Benjamin Sosland, the Historical Performance department’s administrative director, opened the master class by saying that the event would be a workshop display of the residency’s activities. “The repertoire was decided, oh, about two hours ago,” he joked. When Kirkby took the stage, she said that her primary goal was to show the breadth of the music worked on with the students. 

The singers performed five sets of music with varying instrumentation. The first set, with Lindberg on theorbo and harpsichordist Elliot Figg, began with a Monteverdi duet sung by tenors Martin Bakari and Spencer Lang, followed by a Caccini song with mezzo-soprano Laetitia De Beck Spitzer. The set ended with a duet composed by Sigismondo D’India and sung by sopranos Lindsey Nakatani and Yekaterina Gruzglina.

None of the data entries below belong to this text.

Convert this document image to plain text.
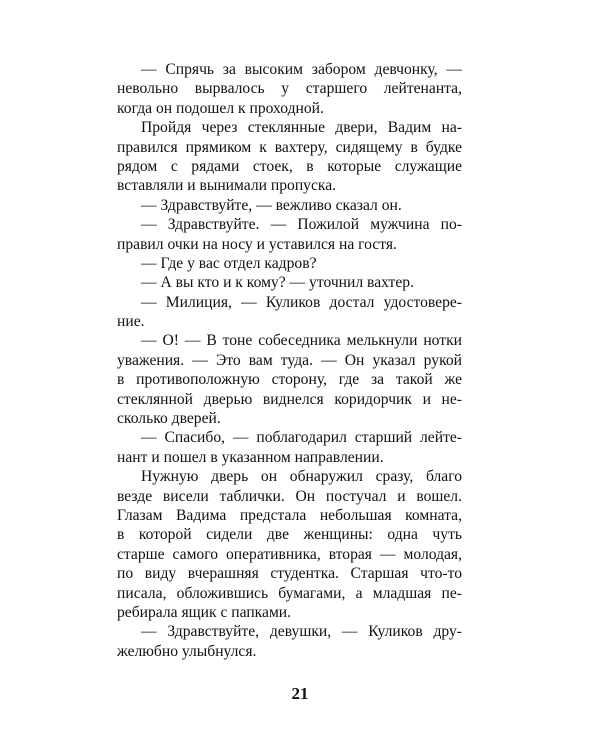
— Спрячь за высоким забором девчонку, —
невольно вырвалось у старшего лейтенанта,
когда он подошел к проходной.
Пройдя через стеклянные двери, Вадим на-
правился прямиком к вахтеру, сидящему в будке
рядом с рядами стоек, в которые служащие
вставляли и вынимали пропуска.
— Здравствуйте, — вежливо сказал он.
— Здравствуйте. — Пожилой мужчина по-
правил очки на носу и уставился на гостя.
— Где у вас отдел кадров?
— А вы кто и к кому? — уточнил вахтер.
— Милиция, — Куликов достал удостовере-
ние.
— О! — В тоне собеседника мелькнули нотки
уважения. — Это вам туда. — Он указал рукой
в противоположную сторону, где за такой же
стеклянной дверью виднелся коридорчик и не-
сколько дверей.
— Спасибо, — поблагодарил старший лейте-
нант и пошел в указанном направлении.
Нужную дверь он обнаружил сразу, благо
везде висели таблички. Он постучал и вошел.
Глазам Вадима предстала небольшая комната,
в которой сидели две женщины: одна чуть
старше самого оперативника, вторая — молодая,
по виду вчерашняя студентка. Старшая что-то
писала, обложившись бумагами, а младшая пе-
ребирала ящик с папками.
— Здравствуйте, девушки, — Куликов дру-
желюбно улыбнулся.
21
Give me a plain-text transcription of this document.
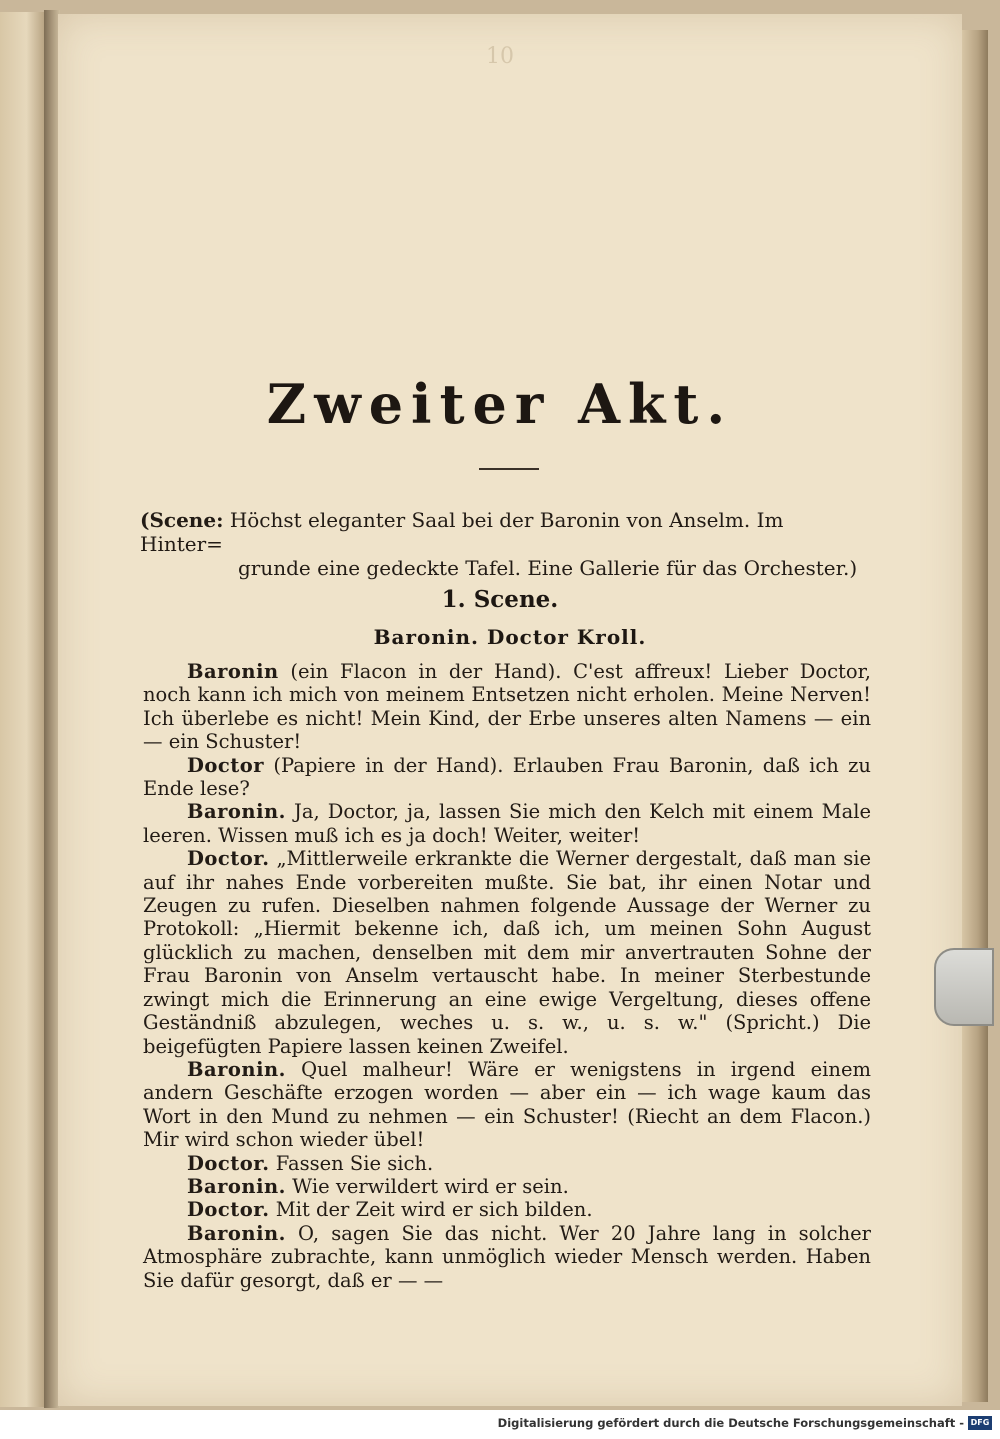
10
Zweiter Akt.
(Scene: Höchst eleganter Saal bei der Baronin von Anselm. Im Hinter=
grunde eine gedeckte Tafel. Eine Gallerie für das Orchester.)
1. Scene.
Baronin. Doctor Kroll.

Baronin (ein Flacon in der Hand). C'est affreux! Lieber Doctor, noch kann ich mich von meinem Entsetzen nicht erholen. Meine Nerven! Ich überlebe es nicht! Mein Kind, der Erbe unseres alten Namens — ein — ein Schuster!

Doctor (Papiere in der Hand). Erlauben Frau Baronin, daß ich zu Ende lese?

Baronin. Ja, Doctor, ja, lassen Sie mich den Kelch mit einem Male leeren. Wissen muß ich es ja doch! Weiter, weiter!

Doctor. „Mittlerweile erkrankte die Werner dergestalt, daß man sie auf ihr nahes Ende vorbereiten mußte. Sie bat, ihr einen Notar und Zeugen zu rufen. Dieselben nahmen folgende Aussage der Werner zu Protokoll: „Hiermit bekenne ich, daß ich, um meinen Sohn August glücklich zu machen, denselben mit dem mir anvertrauten Sohne der Frau Baronin von Anselm vertauscht habe. In meiner Sterbestunde zwingt mich die Erinnerung an eine ewige Vergeltung, dieses offene Geständniß abzulegen, weches u. s. w., u. s. w." (Spricht.) Die beigefügten Papiere lassen keinen Zweifel.

Baronin. Quel malheur! Wäre er wenigstens in irgend einem andern Geschäfte erzogen worden — aber ein — ich wage kaum das Wort in den Mund zu nehmen — ein Schuster! (Riecht an dem Flacon.) Mir wird schon wieder übel!

Doctor. Fassen Sie sich.

Baronin. Wie verwildert wird er sein.

Doctor. Mit der Zeit wird er sich bilden.

Baronin. O, sagen Sie das nicht. Wer 20 Jahre lang in solcher Atmosphäre zubrachte, kann unmöglich wieder Mensch werden. Haben Sie dafür gesorgt, daß er — —

Digitalisierung gefördert durch die Deutsche Forschungsgemeinschaft - DFG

Kirkby opted to let the students perform the full sets before commenting, explaining, “I’m not a proper teacher; I tweak something that’s already been going well.” Both Kirkby and Lindberg praised the singers’ deft adjustments to the instruments’ intimate sound worlds and commended their eagerness to try out alternative singing styles more suited to the repertoire, which in turn gave them freedom to experiment. When Kirkby asked the singers for feedback, Lang remarked that singers often try to “cheat the consonants” in an effort to indulge the sonority of the vowels, but that he had found that using consonants as a key to unlock the vowels was more beneficial with this text-driven music. All other issues encountered in the master class, such as vibrato, volume, blend, and gestures, remained secondary to Kirkby’s mantra for the evening: the words give vivacity to the music. 

For the second and fourth sets of Dowland songs, Lindberg played lute while Kirkby had the singers sit down to perform, even though, as she commented, sitting is “not something a good conservatory student is used to.” She did this because she finds that in a lute-singer dynamic, performing on an equal plane increases the collaborative blend. 

The class’s third and fifth sets included large-scale arias by Bach and Handel, for which Historical Performance instrumentalists joined the vocalists. The class ran over, infused as it was with Kirkby’s passion to share the repertoire with the instrumentalists and singers: “So many wonderful colors! I want you to hear [them] all.”